После ужина Анкрей, выпив напоследок за рыболовное мастерство, ушел сидеть у постели тугинды и плести новую лесу из ниток, надерганных из старого плаща, и пряди волос, отрезанной у Мелатисы. Кельдерек придвинулся поближе к девушке, чтобы не повышать голоса, и стал по порядку рассказывать о событиях, произошедших со дня, когда Зельда впервые заявил, что Эркетлиса никак не победить. Обо всех событиях, почти уничтоживших его и теперь вызывавших у него жгучий стыд: о старейшине, принявшем его за работорговца; об Уртских избоинах; о приступе помешательства, приключившемся с ним на бранном поле; о помиловании, дарованном Эллеротом, и о причинах помилования, о своем уходе из Кебина — обо всем этом Кельдерек рассказывал без малейшей утайки, неподвижно глядя в огонь и словно разговаривая сам с собой, но каждый миг ощущая сердечное сочувствие своей слушательницы, давно познавшей позор, раскаяние и стыд, которые теперь довелось познать и ему. Когда он рассказал о том, как тугинда объяснила смысл произошедшего у Уртских избоин и предрекла неминуемую смерть Шардика, Мелатиса ласково положила ладонь ему на запястье, а он накрыл ее своей ладонью и умолк, словно поднявшаяся в нем волна желания нарушила плавное течение повествования. После долгой паузы Мелатиса спросила:
— А владыка Шардик… где он сейчас?
— Никто не знает. Он переправился через Врако, но я думаю, владыка уже умер. Я сам много раз хотел умереть, но теперь…
— Почему же тогда вы пришли в Зерай?
— Действительно — почему? По той же причине, вероятно, что и любой другой преступник. Для йельдашейцев я — преступный работорговец. Меня прогнали за Врако, а у человека, оказавшегося здесь, одна дорога — в Зерай. Ну и потом, я встретил тугинду, вы же знаете. Однако есть еще одна причина, во всяком случае, мне так кажется. Я обесславил и извратил божественную волю Шардика, и теперь богу остается лишь послать ему смерть.
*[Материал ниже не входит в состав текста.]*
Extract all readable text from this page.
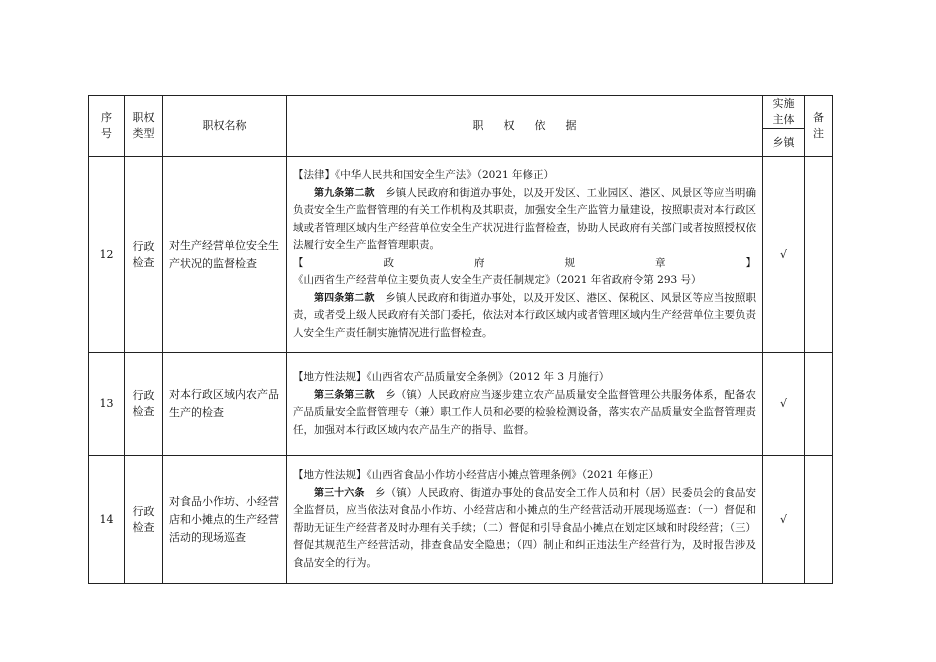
序号	职权类型	职权名称	职权依据	实施主体	备注

				乡镇	
12	行政检查	对生产经营单位安全生产状况的监督检查	【法律】《中华人民共和国安全生产法》（2021 年修正）

第九条第二款　乡镇人民政府和街道办事处，以及开发区、工业园区、港区、风景区等应当明确负责安全生产监督管理的有关工作机构及其职责，加强安全生产监管力量建设，按照职责对本行政区域或者管理区域内生产经营单位安全生产状况进行监督检查，协助人民政府有关部门或者按照授权依法履行安全生产监督管理职责。

【政府规章】《山西省生产经营单位主要负责人安全生产责任制规定》（2021 年省政府令第 293 号）

第四条第二款　乡镇人民政府和街道办事处，以及开发区、港区、保税区、风景区等应当按照职责，或者受上级人民政府有关部门委托，依法对本行政区域内或者管理区域内生产经营单位主要负责人安全生产责任制实施情况进行监督检查。	√	
13	行政检查	对本行政区域内农产品生产的检查	【地方性法规】《山西省农产品质量安全条例》（2012 年 3 月施行）

第三条第三款　乡（镇）人民政府应当逐步建立农产品质量安全监督管理公共服务体系，配备农产品质量安全监督管理专（兼）职工作人员和必要的检验检测设备，落实农产品质量安全监督管理责任，加强对本行政区域内农产品生产的指导、监督。	√	
14	行政检查	对食品小作坊、小经营店和小摊点的生产经营活动的现场巡查	【地方性法规】《山西省食品小作坊小经营店小摊点管理条例》（2021 年修正）

第三十六条　乡（镇）人民政府、街道办事处的食品安全工作人员和村（居）民委员会的食品安全监督员，应当依法对食品小作坊、小经营店和小摊点的生产经营活动开展现场巡查：（一）督促和帮助无证生产经营者及时办理有关手续；（二）督促和引导食品小摊点在划定区域和时段经营；（三）督促其规范生产经营活动，排查食品安全隐患；（四）制止和纠正违法生产经营行为，及时报告涉及食品安全的行为。	√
Позор и смерть предстоит принять и мне тоже — а где мне ждать своей участи, как не в Зерае?
— Но вы же совсем недавно говорили о возможности спастись, перебравшись в Лэк!
— Да, и я сделаю все, чтобы выжить. Человек на земле лишь животное, а какое животное не попытается спасти свою жизнь, покуда остается шанс?
Мелатиса мягко отняла руку:
— Теперь послушайте мудрого совета, который даст вам трусливая душа, сожительница убийцы, оскверненная жрица Квизо. Пытаясь спасти свою жизнь, вы непременно ее потеряете. Вы либо безропотно примете свою судьбу и станете терпеливо, смиренно ждать исхода — либо будете метаться взад-вперед по здешним краям, как любой другой беглый преступник, не примиряясь с прошлым и постоянно прибегая к разным уловкам, чтобы еще немного потянуть время.
— Исхода?
— Тот или иной исход неизбежен. С момента встречи с тугиндой у могилы барона я многое поняла — много больше, чем могу выразить словами. Именно поэтому я осталась с вами, а не ушла с Фаррасом и Трильдом. Для бога существуют лишь «сейчас» и «здесь», включающие в себя все дни земного мира и все события человеческих жизней. Объяснить это нельзя — это можно только постичь.
Озадаченный и испуганный словами Мелатисы, Кельдерек все же несколько утешился мыслью, что она считает его достойным своей заботы, пускай даже и посоветовала — во всяком случае, насколько он понял — смиренно принять смерть. Чуть погодя, чтобы подольше посидеть с ней рядом, он снова заговорил:
— Если йельдашейцы придут, возможно, они помогут тугинде вернуться на остров. Вы вернетесь с ней?
— Я теперь… сами знаете кто. Я никогда впредь не ступлю на Квизо. Это было бы святотатством.
— И что вы собираетесь делать?
— Я же сказала: ждать исхода. Нужно верить в жизнь, Кельдерек. Ко мне вера в жизнь вернулась. Если бы только люди понимали, что задача опозоренных и виновных не в том, чтобы стараться искупить свои грехи, а в том, чтобы просто ждать, неустанно и смиренно ждать в надежде на искупление. Многие совершают ошибку, отказываясь от этой надежды, теряя веру в то, что они по-прежнему дети божьи.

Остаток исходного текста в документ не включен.